The policy of excluding the rule of inheritance by representation, or per stirpes, when the estate is taken by collateral kindred, is generally approved in other jurisdictions, and most of the states have statutes on the subject, some of which do not extend the rule as far as it is applied in Indiana. The decided weight of authority denies, or very greatly limits, the application of the principle where the estate is taken by collateral kindred, and the policy prevails generally of stopping the line of inheritance at the first, or some other designated class, of collateral kindred, who survive the ancestor and are capable of inheriting the estate. Cox v. Cox, supra; Douglas v. Cameron (1896), 47 Neb. 358, 66 N. W. 430; Clary v. Watkins (1902), 64 Neb. 386, 89 N. W. 1042; Adee v. Campbell (1878), 14 Hun 551; Adee v. Campbell (1879), 79 N. Y. 52; In re Davenport (1902), 172 N. Y. 454, 65 N. E. 275; In re Oatley’s Estate (1914), 83 Misc. 655, 146 N. Y. Supp. 796; Davis v. Vanderveer (1872), 23 N. J. Eq. 558; Schenck v. Vail (1873), 24 N. J. Eq. 538, 542; Van Cleve v. Van Fossen (1889), 73 Mich. 342, 41 N. W. 258, 259; Brenneman’s Appeal (1861), 40 Pa. St. 115; 27 Am. and Eng. Ency. Law (2d ed.) 322, 325 and cases cited in notes; 14 Cye 52, 53 and eases cited.

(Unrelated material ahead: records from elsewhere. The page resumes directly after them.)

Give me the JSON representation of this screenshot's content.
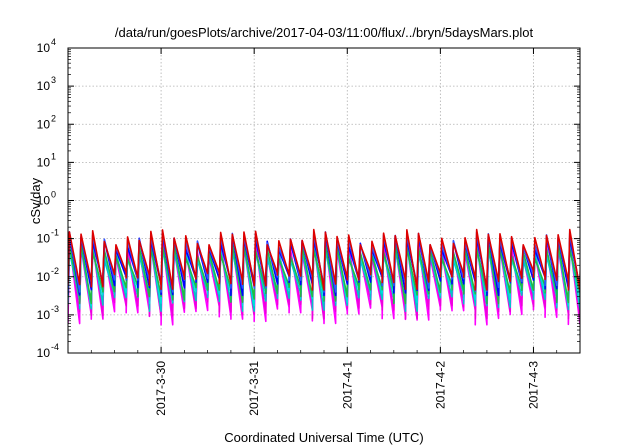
{
  "chart_data": {
    "type": "line",
    "title": "/data/run/goesPlots/archive/2017-04-03/11:00/flux/../bryn/5daysMars.plot",
    "xlabel": "Coordinated Universal Time (UTC)",
    "ylabel": "cSv/day",
    "yscale": "log",
    "ylim": [
      0.0001,
      10000
    ],
    "y_ticks": [
      {
        "value": 0.0001,
        "mantissa": "10",
        "exp": "-4"
      },
      {
        "value": 0.001,
        "mantissa": "10",
        "exp": "-3"
      },
      {
        "value": 0.01,
        "mantissa": "10",
        "exp": "-2"
      },
      {
        "value": 0.1,
        "mantissa": "10",
        "exp": "-1"
      },
      {
        "value": 1,
        "mantissa": "10",
        "exp": "0"
      },
      {
        "value": 10,
        "mantissa": "10",
        "exp": "1"
      },
      {
        "value": 100,
        "mantissa": "10",
        "exp": "2"
      },
      {
        "value": 1000,
        "mantissa": "10",
        "exp": "3"
      },
      {
        "value": 10000,
        "mantissa": "10",
        "exp": "4"
      }
    ],
    "xlim": [
      "2017-03-29 00:00",
      "2017-04-03 12:00"
    ],
    "x_ticks": [
      {
        "value": "2017-03-30 00:00",
        "label": "2017-3-30"
      },
      {
        "value": "2017-03-31 00:00",
        "label": "2017-3-31"
      },
      {
        "value": "2017-04-01 00:00",
        "label": "2017-4-1"
      },
      {
        "value": "2017-04-02 00:00",
        "label": "2017-4-2"
      },
      {
        "value": "2017-04-03 00:00",
        "label": "2017-4-3"
      }
    ],
    "grid": true,
    "cycle_hours": 3.0,
    "series": [
      {
        "color": "#ff00ff",
        "peak": 0.055,
        "trough": 0.0011
      },
      {
        "color": "#ee00dd",
        "peak": 0.06,
        "trough": 0.0016
      },
      {
        "color": "#00c8c8",
        "peak": 0.045,
        "trough": 0.0025
      },
      {
        "color": "#00dddd",
        "peak": 0.05,
        "trough": 0.0035
      },
      {
        "color": "#22bb44",
        "peak": 0.05,
        "trough": 0.004
      },
      {
        "color": "#0000ff",
        "peak": 0.085,
        "trough": 0.0065
      },
      {
        "color": "#3355ff",
        "peak": 0.1,
        "trough": 0.008
      },
      {
        "color": "#dd0000",
        "peak": 0.115,
        "trough": 0.009
      }
    ]
  }
}
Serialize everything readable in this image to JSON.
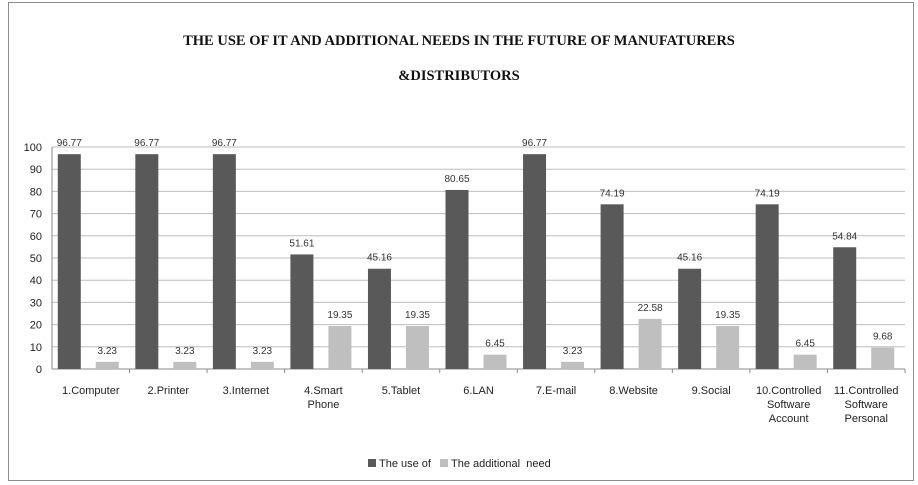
{
  "chart_data": {
    "type": "bar",
    "title_lines": [
      "THE USE OF IT AND ADDITIONAL NEEDS IN THE FUTURE OF MANUFATURERS",
      "&DISTRIBUTORS"
    ],
    "categories": [
      [
        "1.Computer"
      ],
      [
        "2.Printer"
      ],
      [
        "3.Internet"
      ],
      [
        "4.Smart",
        "Phone"
      ],
      [
        "5.Tablet"
      ],
      [
        "6.LAN"
      ],
      [
        "7.E-mail"
      ],
      [
        "8.Website"
      ],
      [
        "9.Social"
      ],
      [
        "10.Controlled",
        "Software",
        "Account"
      ],
      [
        "11.Controlled",
        "Software",
        "Personal"
      ]
    ],
    "series": [
      {
        "name": "The use of",
        "color": "#595959",
        "values": [
          96.77,
          96.77,
          96.77,
          51.61,
          45.16,
          80.65,
          96.77,
          74.19,
          45.16,
          74.19,
          54.84
        ],
        "labels": [
          "96.77",
          "96.77",
          "96.77",
          "51.61",
          "45.16",
          "80.65",
          "96.77",
          "74.19",
          "45.16",
          "74.19",
          "54.84"
        ]
      },
      {
        "name": "The additional  need",
        "color": "#bfbfbf",
        "values": [
          3.23,
          3.23,
          3.23,
          19.35,
          19.35,
          6.45,
          3.23,
          22.58,
          19.35,
          6.45,
          9.68
        ],
        "labels": [
          "3.23",
          "3.23",
          "3.23",
          "19.35",
          "19.35",
          "6.45",
          "3.23",
          "22.58",
          "19.35",
          "6.45",
          "9.68"
        ]
      }
    ],
    "ylim": [
      0,
      100
    ],
    "yticks": [
      0,
      10,
      20,
      30,
      40,
      50,
      60,
      70,
      80,
      90,
      100
    ],
    "grid": true,
    "legend_position": "bottom",
    "xlabel": "",
    "ylabel": ""
  }
}
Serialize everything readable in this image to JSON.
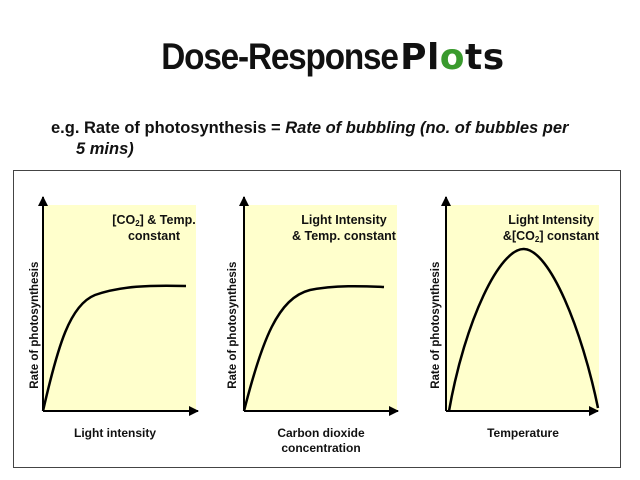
{
  "slide": {
    "title_part1": "Dose-Response ",
    "title_part2a": "Pl",
    "title_part2b": "o",
    "title_part2c": "ts",
    "line1_prefix": "e.g. Rate of photosynthesis = ",
    "line1_italic": "Rate of bubbling (no. of bubbles per",
    "line2_italic": "5 mins)"
  },
  "colors": {
    "panel_fill": "#ffffcc",
    "title_o_accent": "#3a9a2e",
    "curve": "#000000"
  },
  "panels": [
    {
      "condition": {
        "a": "[CO",
        "sub": "2",
        "b": "] & Temp.",
        "line2": "constant"
      },
      "ylabel": "Rate of photosynthesis",
      "xlabel": "Light intensity",
      "shape": "saturating"
    },
    {
      "condition": {
        "line1": "Light Intensity",
        "line2": "& Temp. constant"
      },
      "ylabel": "Rate of photosynthesis",
      "xlabel_line1": "Carbon dioxide",
      "xlabel_line2": "concentration",
      "shape": "saturating"
    },
    {
      "condition": {
        "line1": "Light Intensity",
        "line2a": "&[CO",
        "line2sub": "2",
        "line2b": "] constant"
      },
      "ylabel": "Rate of photosynthesis",
      "xlabel": "Temperature",
      "shape": "optimum"
    }
  ]
}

Our conclusion on the question of inheritance makes it unnecessary to discuss the other questions presented and disposes of the whole case. The judgment is therefore reversed with instructions to the trial court to restate its conclusions of law on the *108finding of facts in accordance with this opinion, and to render judgment accordingly.
Note. — Reported in 108 N. E. 599. Rules of construction, of statutes, see 12 Am. St. 826. On right of persons claiming through deceased relative to participate with those standing in equal degree of relationship with such relative in provision for “next of ldn,” etc., see 28 L. R. A. (N. S.) 479. Construction together of contemporaneous statutes in pari materia, see 18 Ann. Cas. 424; Ann. Cas. 1915 A 186. See, also, under (1) 36 Cyc 1128; (2) 14 Cyc 16; (3) 14 Cyc 51.